McDermott described how a business analyst in a human resources (HR) department can create an employee reward program that can then be instantly integrated into the broader employee experience portfolio.

“That’s where the common platform is so powerful: there will be 750 million new apps built over the next two years on low-code platforms like ServiceNow,” McDermott said, “and that’s is more application development that has taken place in the last half-century.

“So this really is a revolution in enterprise software.”

Revolutions are powerful things, and they can be wonderful for those on the right side of the new order. To help business leaders assess where they stand in these revolutionary times, I’d like to see ServiceNow create an interactive application that allows a business to quickly analyze its internal capabilities to help determine the role it is likely to play in this business. software revolution: Will it be a major player in the new movement, or is it destined to become a relic in a history museum?

McDermott, always a passionate optimist, says the choice between these two fates should be clear to every business leader – but they can’t just accept and, even worse, perpetuate the status quo.

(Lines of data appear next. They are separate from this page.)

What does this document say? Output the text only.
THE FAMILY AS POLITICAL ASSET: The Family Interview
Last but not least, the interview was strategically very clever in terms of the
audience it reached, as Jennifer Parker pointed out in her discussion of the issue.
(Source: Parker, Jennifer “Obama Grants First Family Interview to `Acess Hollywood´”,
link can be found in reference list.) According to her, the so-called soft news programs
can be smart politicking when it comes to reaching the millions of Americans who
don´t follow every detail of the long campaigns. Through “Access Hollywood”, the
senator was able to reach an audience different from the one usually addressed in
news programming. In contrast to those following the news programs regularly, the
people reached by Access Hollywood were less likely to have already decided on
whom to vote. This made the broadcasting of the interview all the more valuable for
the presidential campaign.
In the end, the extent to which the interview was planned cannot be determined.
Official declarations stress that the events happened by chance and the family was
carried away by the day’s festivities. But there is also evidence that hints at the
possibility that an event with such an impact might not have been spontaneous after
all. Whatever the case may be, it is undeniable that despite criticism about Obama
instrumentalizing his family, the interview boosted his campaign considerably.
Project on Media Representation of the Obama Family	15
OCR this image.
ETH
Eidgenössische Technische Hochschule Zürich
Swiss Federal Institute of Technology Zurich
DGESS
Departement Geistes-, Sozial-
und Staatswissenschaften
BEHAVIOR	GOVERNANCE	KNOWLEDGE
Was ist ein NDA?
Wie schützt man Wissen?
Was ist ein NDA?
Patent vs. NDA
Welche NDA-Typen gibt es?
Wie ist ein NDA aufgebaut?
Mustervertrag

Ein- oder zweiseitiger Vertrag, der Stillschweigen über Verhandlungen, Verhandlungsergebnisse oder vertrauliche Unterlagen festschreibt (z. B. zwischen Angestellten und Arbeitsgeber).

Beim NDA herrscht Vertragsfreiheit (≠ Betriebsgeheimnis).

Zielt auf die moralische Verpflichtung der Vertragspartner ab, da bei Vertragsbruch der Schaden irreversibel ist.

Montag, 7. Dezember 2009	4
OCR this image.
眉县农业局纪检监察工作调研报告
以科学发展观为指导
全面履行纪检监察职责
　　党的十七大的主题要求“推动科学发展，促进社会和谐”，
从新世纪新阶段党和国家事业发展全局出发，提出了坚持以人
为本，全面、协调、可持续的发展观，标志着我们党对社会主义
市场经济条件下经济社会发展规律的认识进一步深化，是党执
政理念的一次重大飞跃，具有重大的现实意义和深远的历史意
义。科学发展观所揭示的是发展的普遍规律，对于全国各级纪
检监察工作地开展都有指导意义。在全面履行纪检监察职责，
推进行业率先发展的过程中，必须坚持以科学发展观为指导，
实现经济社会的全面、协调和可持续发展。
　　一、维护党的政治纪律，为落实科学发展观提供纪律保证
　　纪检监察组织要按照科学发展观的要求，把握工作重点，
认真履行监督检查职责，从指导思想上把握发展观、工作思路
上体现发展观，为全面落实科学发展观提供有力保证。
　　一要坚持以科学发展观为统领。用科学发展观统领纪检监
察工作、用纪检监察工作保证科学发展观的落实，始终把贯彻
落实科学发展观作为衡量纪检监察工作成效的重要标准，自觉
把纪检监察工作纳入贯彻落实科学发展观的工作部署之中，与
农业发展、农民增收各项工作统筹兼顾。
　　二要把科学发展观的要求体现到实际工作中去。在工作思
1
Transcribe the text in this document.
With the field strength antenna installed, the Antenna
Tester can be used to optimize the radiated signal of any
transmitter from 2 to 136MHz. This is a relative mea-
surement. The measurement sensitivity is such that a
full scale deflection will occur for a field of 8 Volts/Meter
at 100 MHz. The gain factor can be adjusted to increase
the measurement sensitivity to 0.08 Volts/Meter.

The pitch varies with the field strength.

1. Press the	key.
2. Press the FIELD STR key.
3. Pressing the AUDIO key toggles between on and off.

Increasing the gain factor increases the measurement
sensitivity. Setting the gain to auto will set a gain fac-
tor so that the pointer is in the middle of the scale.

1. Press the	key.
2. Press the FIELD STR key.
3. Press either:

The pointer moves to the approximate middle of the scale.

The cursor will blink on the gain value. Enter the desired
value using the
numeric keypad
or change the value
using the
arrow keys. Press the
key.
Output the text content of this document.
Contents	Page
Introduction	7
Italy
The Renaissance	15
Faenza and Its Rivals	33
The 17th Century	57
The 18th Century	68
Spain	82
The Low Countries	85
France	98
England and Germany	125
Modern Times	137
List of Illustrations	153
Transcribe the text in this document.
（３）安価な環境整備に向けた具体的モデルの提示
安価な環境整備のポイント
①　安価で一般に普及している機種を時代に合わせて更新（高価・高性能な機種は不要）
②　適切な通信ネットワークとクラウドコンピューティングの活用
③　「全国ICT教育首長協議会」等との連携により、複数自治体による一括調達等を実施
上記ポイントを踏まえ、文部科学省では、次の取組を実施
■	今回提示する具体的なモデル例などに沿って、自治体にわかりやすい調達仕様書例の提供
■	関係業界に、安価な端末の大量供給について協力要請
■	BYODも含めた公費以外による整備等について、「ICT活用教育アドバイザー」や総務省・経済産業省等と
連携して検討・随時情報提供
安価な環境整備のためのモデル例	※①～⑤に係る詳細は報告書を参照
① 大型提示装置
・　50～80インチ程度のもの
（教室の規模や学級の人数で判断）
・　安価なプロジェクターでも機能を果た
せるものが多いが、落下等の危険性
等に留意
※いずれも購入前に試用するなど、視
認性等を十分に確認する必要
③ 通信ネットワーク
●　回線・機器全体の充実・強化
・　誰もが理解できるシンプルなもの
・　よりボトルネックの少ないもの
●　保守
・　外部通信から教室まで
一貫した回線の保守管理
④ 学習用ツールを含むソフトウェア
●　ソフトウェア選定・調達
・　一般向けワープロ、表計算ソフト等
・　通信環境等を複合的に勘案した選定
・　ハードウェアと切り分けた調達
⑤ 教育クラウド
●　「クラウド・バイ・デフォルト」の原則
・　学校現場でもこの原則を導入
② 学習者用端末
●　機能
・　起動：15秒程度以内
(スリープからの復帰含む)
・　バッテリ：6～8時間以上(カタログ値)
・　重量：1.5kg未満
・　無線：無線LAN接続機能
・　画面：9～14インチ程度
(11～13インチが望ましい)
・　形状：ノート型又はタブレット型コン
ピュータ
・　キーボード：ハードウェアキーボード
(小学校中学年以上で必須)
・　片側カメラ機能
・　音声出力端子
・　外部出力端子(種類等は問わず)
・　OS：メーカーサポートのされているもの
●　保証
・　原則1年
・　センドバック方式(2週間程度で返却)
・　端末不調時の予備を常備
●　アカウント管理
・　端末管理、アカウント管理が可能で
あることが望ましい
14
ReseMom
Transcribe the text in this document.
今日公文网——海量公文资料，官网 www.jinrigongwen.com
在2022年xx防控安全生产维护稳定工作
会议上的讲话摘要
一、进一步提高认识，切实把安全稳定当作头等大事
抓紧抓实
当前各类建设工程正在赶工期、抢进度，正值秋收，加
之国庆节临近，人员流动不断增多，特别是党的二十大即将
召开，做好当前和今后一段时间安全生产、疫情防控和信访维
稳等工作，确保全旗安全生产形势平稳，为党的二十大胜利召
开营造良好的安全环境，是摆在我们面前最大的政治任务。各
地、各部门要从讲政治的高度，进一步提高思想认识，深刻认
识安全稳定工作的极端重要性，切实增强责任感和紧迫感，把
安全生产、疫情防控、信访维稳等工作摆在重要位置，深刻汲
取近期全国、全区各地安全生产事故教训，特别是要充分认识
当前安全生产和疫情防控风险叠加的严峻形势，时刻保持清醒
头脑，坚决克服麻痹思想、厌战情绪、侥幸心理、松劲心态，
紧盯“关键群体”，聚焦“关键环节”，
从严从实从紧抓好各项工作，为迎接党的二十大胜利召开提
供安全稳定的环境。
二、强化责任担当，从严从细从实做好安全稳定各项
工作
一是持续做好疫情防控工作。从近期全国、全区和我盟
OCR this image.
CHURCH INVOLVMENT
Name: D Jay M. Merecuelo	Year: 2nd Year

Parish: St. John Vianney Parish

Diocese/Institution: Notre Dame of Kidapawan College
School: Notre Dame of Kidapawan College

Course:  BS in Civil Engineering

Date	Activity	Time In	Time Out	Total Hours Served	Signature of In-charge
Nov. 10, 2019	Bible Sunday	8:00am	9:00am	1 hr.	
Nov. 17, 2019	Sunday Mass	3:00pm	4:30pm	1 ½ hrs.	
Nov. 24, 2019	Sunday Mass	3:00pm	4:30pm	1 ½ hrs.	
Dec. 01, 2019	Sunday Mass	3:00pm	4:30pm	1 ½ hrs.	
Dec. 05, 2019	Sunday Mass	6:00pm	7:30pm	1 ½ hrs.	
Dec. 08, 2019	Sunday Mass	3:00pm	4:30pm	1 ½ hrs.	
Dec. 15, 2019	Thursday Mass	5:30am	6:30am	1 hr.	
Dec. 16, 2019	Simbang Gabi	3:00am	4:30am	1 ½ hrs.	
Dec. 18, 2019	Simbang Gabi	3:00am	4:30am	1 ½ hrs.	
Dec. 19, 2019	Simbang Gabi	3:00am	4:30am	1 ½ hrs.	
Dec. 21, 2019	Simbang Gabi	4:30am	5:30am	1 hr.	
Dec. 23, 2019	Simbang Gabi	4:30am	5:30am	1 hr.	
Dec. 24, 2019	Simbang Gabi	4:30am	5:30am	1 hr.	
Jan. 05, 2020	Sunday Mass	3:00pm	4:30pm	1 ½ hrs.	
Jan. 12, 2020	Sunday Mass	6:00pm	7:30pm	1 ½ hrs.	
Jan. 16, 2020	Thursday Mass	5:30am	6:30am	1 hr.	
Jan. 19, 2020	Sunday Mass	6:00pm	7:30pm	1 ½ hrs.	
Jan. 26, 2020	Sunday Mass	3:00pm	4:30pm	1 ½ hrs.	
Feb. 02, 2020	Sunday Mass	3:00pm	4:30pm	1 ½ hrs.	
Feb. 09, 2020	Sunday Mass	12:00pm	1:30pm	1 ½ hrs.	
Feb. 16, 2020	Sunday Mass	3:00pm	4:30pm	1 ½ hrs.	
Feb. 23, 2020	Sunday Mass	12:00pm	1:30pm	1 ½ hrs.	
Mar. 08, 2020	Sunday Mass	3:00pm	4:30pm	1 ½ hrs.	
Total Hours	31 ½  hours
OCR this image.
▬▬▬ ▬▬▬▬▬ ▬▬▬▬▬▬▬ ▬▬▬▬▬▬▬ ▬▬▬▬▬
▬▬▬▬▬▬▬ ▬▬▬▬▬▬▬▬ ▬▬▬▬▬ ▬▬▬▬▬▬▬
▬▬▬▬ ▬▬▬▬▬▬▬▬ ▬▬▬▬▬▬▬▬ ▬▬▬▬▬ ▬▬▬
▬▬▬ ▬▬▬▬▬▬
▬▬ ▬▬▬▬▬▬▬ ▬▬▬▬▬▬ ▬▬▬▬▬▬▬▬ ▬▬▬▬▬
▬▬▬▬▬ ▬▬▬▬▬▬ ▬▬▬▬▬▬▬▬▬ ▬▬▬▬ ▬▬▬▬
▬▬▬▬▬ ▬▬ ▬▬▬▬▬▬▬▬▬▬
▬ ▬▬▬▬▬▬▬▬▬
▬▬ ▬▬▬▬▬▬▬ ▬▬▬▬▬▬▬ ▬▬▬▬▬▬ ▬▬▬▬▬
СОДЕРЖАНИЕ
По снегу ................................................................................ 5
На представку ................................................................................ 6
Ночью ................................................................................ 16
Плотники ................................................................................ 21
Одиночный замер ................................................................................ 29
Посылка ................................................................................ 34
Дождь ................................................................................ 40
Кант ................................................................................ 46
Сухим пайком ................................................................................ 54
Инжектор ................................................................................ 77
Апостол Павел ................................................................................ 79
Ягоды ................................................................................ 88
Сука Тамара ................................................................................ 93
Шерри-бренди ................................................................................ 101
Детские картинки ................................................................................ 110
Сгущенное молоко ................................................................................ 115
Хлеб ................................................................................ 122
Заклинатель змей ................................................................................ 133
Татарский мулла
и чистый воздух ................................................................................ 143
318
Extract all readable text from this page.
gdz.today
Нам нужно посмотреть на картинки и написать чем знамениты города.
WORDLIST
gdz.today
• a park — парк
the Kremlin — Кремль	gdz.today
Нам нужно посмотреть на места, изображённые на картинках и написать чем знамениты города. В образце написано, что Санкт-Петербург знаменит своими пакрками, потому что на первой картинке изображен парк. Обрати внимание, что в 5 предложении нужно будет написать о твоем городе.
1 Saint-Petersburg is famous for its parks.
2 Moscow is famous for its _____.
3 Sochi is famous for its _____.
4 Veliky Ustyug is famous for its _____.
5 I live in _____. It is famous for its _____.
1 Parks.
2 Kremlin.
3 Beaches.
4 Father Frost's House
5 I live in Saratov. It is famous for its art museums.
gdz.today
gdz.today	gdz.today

“Finally, regular people – like you and me – are building apps on the ServiceNow platform – you don’t have to be an exemplary engineer because it’s so simple that real people can build apps on it” , said McDermott.

“This is happening at a record time, and each of these new apps is hugely important because they represent different personalities.

“But collectively, it’s a platform game. And with ServiceNow, it’s all integrated out of the box and it all resides on a platform that resides above check-in systems and the mess that’s been created over the last half-century.

“And now businesses can operate simply, and that’s a game-changer.”